De nombreuses différences hormonales et immunologiques s'expliquent par un coup d'œil aux différences génétiques entre les hommes et les femmes. Les hommes n'ont qu'un seul chromosome X, les femmes deux. Ils héritent chacun d'un chromosome X de leur mère et de leur père.

De nombreux gènes qui régulent le système immunitaire sont situés sur le chromosome X. Le fait que les femmes disposent des chromosomes X des deux parents leur permet d'avoir un plus grand éventail de mécanismes de défense.

Les femmes produisent également plus d'œstrogènes que les hommes, mais moins de testostérone. Les œstrogènes stimulent la réponse immunitaire et influencent le métabolisme. Si le taux d'œstrogènes diminue après la ménopause, le risque de maladies métaboliques augmente en conséquence.

Auparavant, les essais cliniques étaient principalement menés avec des participants masculins.

Différences de genre dans la recherche clinique

Compte tenu du fait que l'on connaît déjà tant de différences biologiques et psychosociales, il est surprenant qu'une grande partie de la recherche médicale ait été menée jusqu'à présent avec des participants masculins et des animaux de laboratoire mâles.
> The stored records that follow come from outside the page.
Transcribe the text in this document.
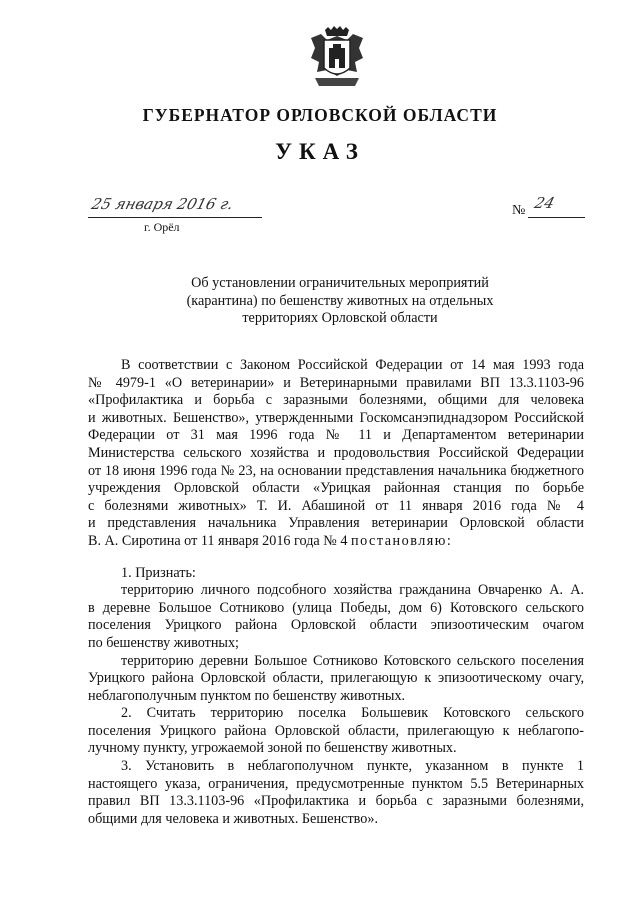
ГУБЕРНАТОР ОРЛОВСКОЙ ОБЛАСТИ
УКАЗ
25 января 2016 г.
г. Орёл
№ 24
Об установлении ограничительных мероприятий
(карантина) по бешенству животных на отдельных
территориях Орловской области

В соответствии с Законом Российской Федерации от 14 мая 1993 года

№ 4979-1 «О ветеринарии» и Ветеринарными правилами ВП 13.3.1103-96

«Профилактика и борьба с заразными болезнями, общими для человека

и животных. Бешенство», утвержденными Госкомсанэпиднадзором Российской

Федерации от 31 мая 1996 года № 11 и Департаментом ветеринарии

Министерства сельского хозяйства и продовольствия Российской Федерации

от 18 июня 1996 года № 23, на основании представления начальника бюджетного

учреждения Орловской области «Урицкая районная станция по борьбе

с болезнями животных» Т. И. Абашиной от 11 января 2016 года № 4

и представления начальника Управления ветеринарии Орловской области

В. А. Сиротина от 11 января 2016 года № 4 постановляю:

1. Признать:

территорию личного подсобного хозяйства гражданина Овчаренко А. А.

в деревне Большое Сотниково (улица Победы, дом 6) Котовского сельского

поселения Урицкого района Орловской области эпизоотическим очагом

по бешенству животных;

территорию деревни Большое Сотниково Котовского сельского поселения

Урицкого района Орловской области, прилегающую к эпизоотическому очагу,

неблагополучным пунктом по бешенству животных.

2. Считать территорию поселка Большевик Котовского сельского

поселения Урицкого района Орловской области, прилегающую к неблагопо-

лучному пункту, угрожаемой зоной по бешенству животных.

3. Установить в неблагополучном пункте, указанном в пункте 1

настоящего указа, ограничения, предусмотренные пунктом 5.5 Ветеринарных

правил ВП 13.3.1103-96 «Профилактика и борьба с заразными болезнями,

общими для человека и животных. Бешенство».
Cela s'explique par des raisons historiques, financières, mais aussi biologiques.

Les animaux de laboratoire féminins sont plus chers et, historiquement, les femmes étaient considérées comme le "sexe faible" auquel on ne demandait pas de participer à des études cliniques. Du point de vue des chercheurs, une cohorte exclusivement masculine permet en outre d'éviter que les études ne soient perturbées par les fluctuations hormonales du cycle féminin, la ménopause ou la contraception hormonale. De plus, il est éthiquement difficile d'inclure dans des études des femmes souhaitant avoir un enfant avant que l'embryotoxicité (conséquences graves possibles pour l'enfant en développement) n'ait été définitivement établie.  C'est pourquoi, dans le passé, les médicaments et les thérapies ont été principalement étudiés sur de jeunes hommes.
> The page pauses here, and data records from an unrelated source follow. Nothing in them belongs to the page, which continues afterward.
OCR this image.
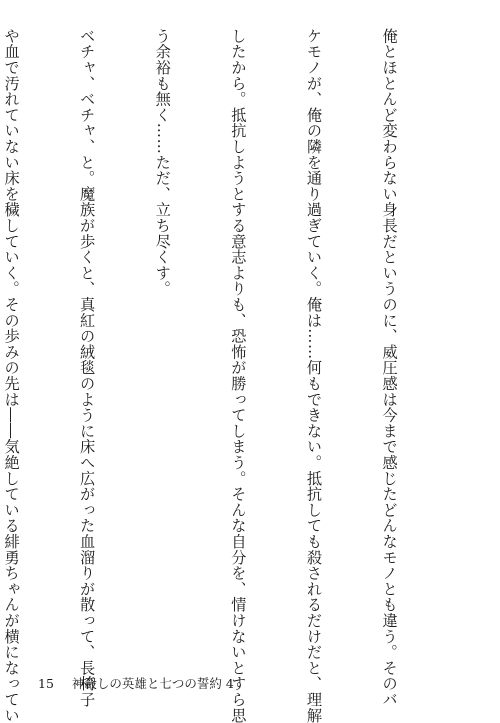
俺とほとんど変わらない身長だというのに、威圧感は今まで感じたどんなモノとも違う。そのバ

ケモノが、俺の隣を通り過ぎていく。俺は……何もできない。抵抗しても殺されるだけだと、理解

したから。抵抗しようとする意志よりも、恐怖が勝ってしまう。そんな自分を、情けないとすら思

う余裕も無く……ただ、立ち尽くす。

ベチャ、ベチャ、と。魔族が歩くと、真紅の絨毯のように床へ広がった血溜りが散って、長椅子

や血で汚れていない床を穢していく。その歩みの先は――気絶している緋勇ちゃんが横になってい

15 神殺しの英雄と七つの誓約 4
Ce n'est que depuis 1994  que les médicaments doivent être testés sur des femmes dans le cadre d'études cliniques, conformément à un règlement américain. Depuis janvier 2022, les entreprises de l'Union Européenne doivent mener des recherches cliniques avec une répartition représentative de l'âge et du sexe. Cela signifie que les médicaments destinés à traiter des maladies particulièrement fréquentes chez un sexe doivent être testés de préférence chez ce sexe. De plus, chez les femmes, il faut tenir compte de l'apparition fréquente d'une maladie avant ou après la ménopause et adapter l'étude en conséquence.

Le problème de la sous-représentation des femmes dans la recherche clinique a donc été reconnu et des mesures sont prises dans la bonne direction. Nous sommes donc particulièrement heureux que l'UZH s'efforce elle aussi d'améliorer cette situation et suivons avec intérêt la sélection des candidats.